Sue Gauger, the wife of Gary Gauger, an Illinois man wrongfully convicted of murdering his parents, attended the discussion at Quimby’s. When I asked her how her husband was doing, and why he wasn’t contributing, she explained that it’s difficult for Gauger to keep reliving his experience. “It just triggers it all,” she said. “He has anxiety attacks going two miles to dinner.” Gauger was also awarded damages in a civil trial but there are still insurmountable expenses. “It took $210,000 of legal fees to prove he was wrongfully convicted.”
The editors of Surviving Justice note that the average wrongfully convicted prisoner spends twelve years behind bars, but according to the website of the Innocence Project at the Benjamin Cardozo School of Law(http://www.cardozo.yu.edu/academic_prog/innocence_project.asp), only 21 states have compensation statutes which allow the wrongfully convicted to seek damages. This is not a simple process; if the defendant was coerced into signing a false confession, or admitted guilt at any time during his trial or parole hearings, even if only to keep from receiving the death penalty, the chances of getting damages are greatly reduced. In Texas, all prisoners released, whether or not they were wrongfully convicted, are given $50 for a bus ticket.
The system is changing. In 2004, the Justice for All Act guaranteed all those wrongfully convicted on federal crimes $50,000 for every year of imprisonment, and $100,000 per year for every person on death row. But is it enough? Rolando Cruz, the recently exonerated Chicagoan awarded $9 million for his wrongful conviction, lamented that no amount of money can give him back the eleven years he lost in prison. “This isn’t no lottery ticket,” he told the Chicago Tribune, “this is my life.”
INSIGNIFICANT STATISTICS
What if, instead of a life sentence, Newsome had been given the death penalty? Would he have been executed before he had time to prove his innocence? According to the Death Penalty Information Center, of the more than 300 people fully exonerated, 122 were on death row awaiting lethal injection. Two people who died in jail awaiting the death penalty have been posthumously exonerated. Apparently the very real fear of executing an innocent person—or having already done so—is not enough to change many people’s minds.
On January 30, the American Bar Association released a damaging report on the justice system in the state of Georgia, which called for a moratorium on all executions until further investigation. The governor, Sonny Perdue, has so far refused to stop executions.
In a January 26 New York Times op-ed article, Joshua Marquis, Vice President of the National District Attorney’s Association wrote, “Americans should be far more worried about the wrongfully freed than the wrongfully convicted.”
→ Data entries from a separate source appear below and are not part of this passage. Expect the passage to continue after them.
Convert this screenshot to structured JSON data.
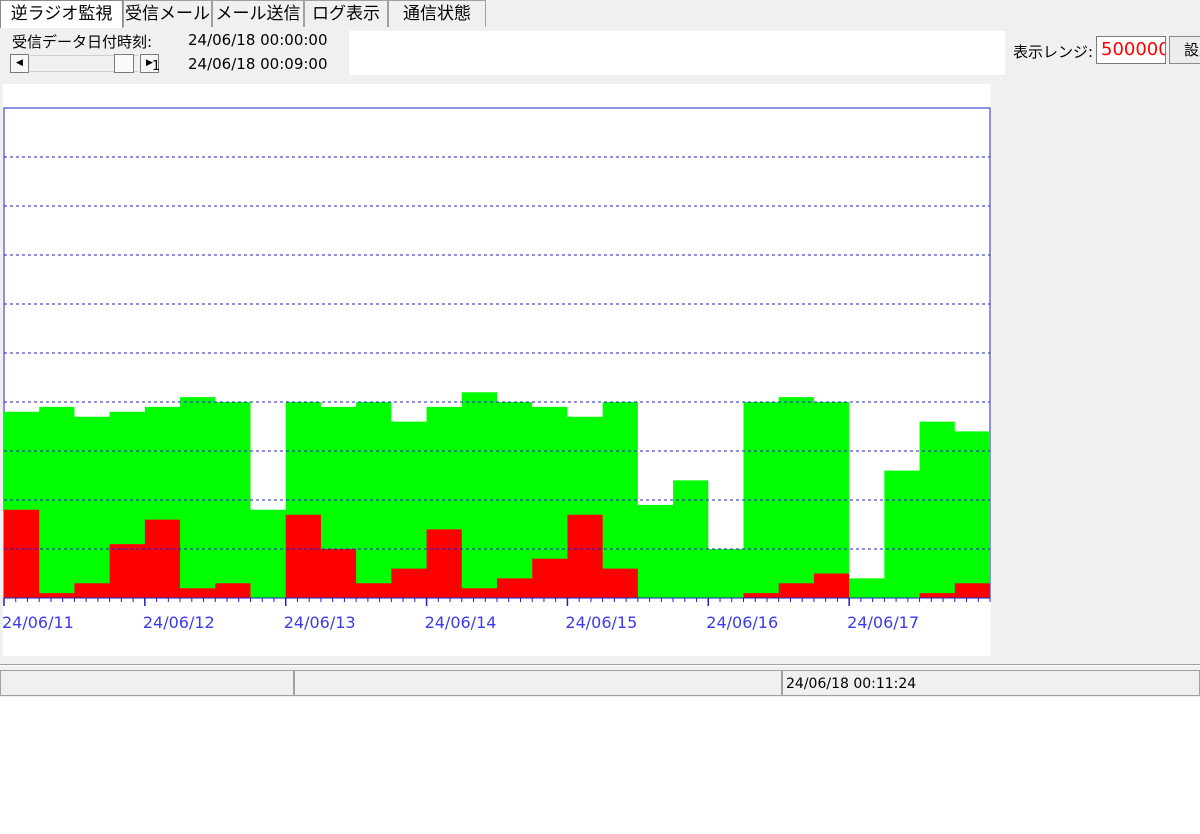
{
  "tabs": [
    {
      "label": "逆ラジオ監視",
      "active": true
    },
    {
      "label": "受信メール",
      "active": false
    },
    {
      "label": "メール送信",
      "active": false
    },
    {
      "label": "ログ表示",
      "active": false
    },
    {
      "label": "通信状態",
      "active": false
    }
  ],
  "info": {
    "received_label": "受信データ日付時刻:",
    "received_time_1": "24/06/18 00:00:00",
    "received_time_2": "24/06/18 00:09:00",
    "scroll_value": "1"
  },
  "range": {
    "label": "表示レンジ:",
    "value": "500000",
    "set_button": "設定"
  },
  "status": {
    "cell1": "",
    "cell2": "",
    "timestamp": "24/06/18 00:11:24"
  },
  "colors": {
    "series_total": "#00ff00",
    "series_sub": "#ff0000",
    "grid": "#2020c0",
    "axis_label": "#3a3af0",
    "range_value": "#ff0000"
  },
  "chart_data": {
    "type": "area",
    "x_ticks": [
      "24/06/11",
      "24/06/12",
      "24/06/13",
      "24/06/14",
      "24/06/15",
      "24/06/16",
      "24/06/17"
    ],
    "ylim": [
      0,
      500000
    ],
    "grid": true,
    "legend": "none",
    "series": [
      {
        "color": "green",
        "x": [
          "24/06/11 00:00",
          "24/06/11 06:00",
          "24/06/11 12:00",
          "24/06/11 18:00",
          "24/06/12 00:00",
          "24/06/12 06:00",
          "24/06/12 12:00",
          "24/06/12 18:00",
          "24/06/13 00:00",
          "24/06/13 06:00",
          "24/06/13 12:00",
          "24/06/13 18:00",
          "24/06/14 00:00",
          "24/06/14 06:00",
          "24/06/14 12:00",
          "24/06/14 18:00",
          "24/06/15 00:00",
          "24/06/15 06:00",
          "24/06/15 12:00",
          "24/06/15 18:00",
          "24/06/16 00:00",
          "24/06/16 06:00",
          "24/06/16 12:00",
          "24/06/16 18:00",
          "24/06/17 00:00",
          "24/06/17 06:00",
          "24/06/17 12:00",
          "24/06/17 18:00"
        ],
        "values": [
          190000,
          195000,
          185000,
          190000,
          195000,
          205000,
          200000,
          90000,
          200000,
          195000,
          200000,
          180000,
          195000,
          210000,
          200000,
          195000,
          185000,
          200000,
          95000,
          120000,
          50000,
          200000,
          205000,
          200000,
          20000,
          130000,
          180000,
          170000
        ]
      },
      {
        "color": "red",
        "x": [
          "24/06/11 00:00",
          "24/06/11 06:00",
          "24/06/11 12:00",
          "24/06/11 18:00",
          "24/06/12 00:00",
          "24/06/12 06:00",
          "24/06/12 12:00",
          "24/06/12 18:00",
          "24/06/13 00:00",
          "24/06/13 06:00",
          "24/06/13 12:00",
          "24/06/13 18:00",
          "24/06/14 00:00",
          "24/06/14 06:00",
          "24/06/14 12:00",
          "24/06/14 18:00",
          "24/06/15 00:00",
          "24/06/15 06:00",
          "24/06/15 12:00",
          "24/06/15 18:00",
          "24/06/16 00:00",
          "24/06/16 06:00",
          "24/06/16 12:00",
          "24/06/16 18:00",
          "24/06/17 00:00",
          "24/06/17 06:00",
          "24/06/17 12:00",
          "24/06/17 18:00"
        ],
        "values": [
          90000,
          5000,
          15000,
          55000,
          80000,
          10000,
          15000,
          0,
          85000,
          50000,
          15000,
          30000,
          70000,
          10000,
          20000,
          40000,
          85000,
          30000,
          0,
          0,
          0,
          5000,
          15000,
          25000,
          0,
          0,
          5000,
          15000
        ]
      }
    ]
  }
}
Hugo Holland, a District Attorney in Louisiana when Calvin Willis was exonerated of rape after 22 years in prison, explained in Surviving Justice, “out of the thousands and thousands and thousands of people I’ve personally put in jail, me alone…there are only a couple cases where this happened. So statistically it’s insignificant.”
In 2005, 18 people were released from prison after being wrongfully convicted. On January 23, as Newsome and Eggers spoke at Quimby’s, Alan Crotzer, a Florida man who had served 24 years of a 130-year sentence, was released after DNA testing proved his innocence. He was the second person to be released in 2006.
According to Amnesty International, more than 3,400 people currently sit on death row. In 2006, seven people have been executed as of February 10. What if any one of them were innocent?
Fourteen more people are scheduled to die by the time you read this article.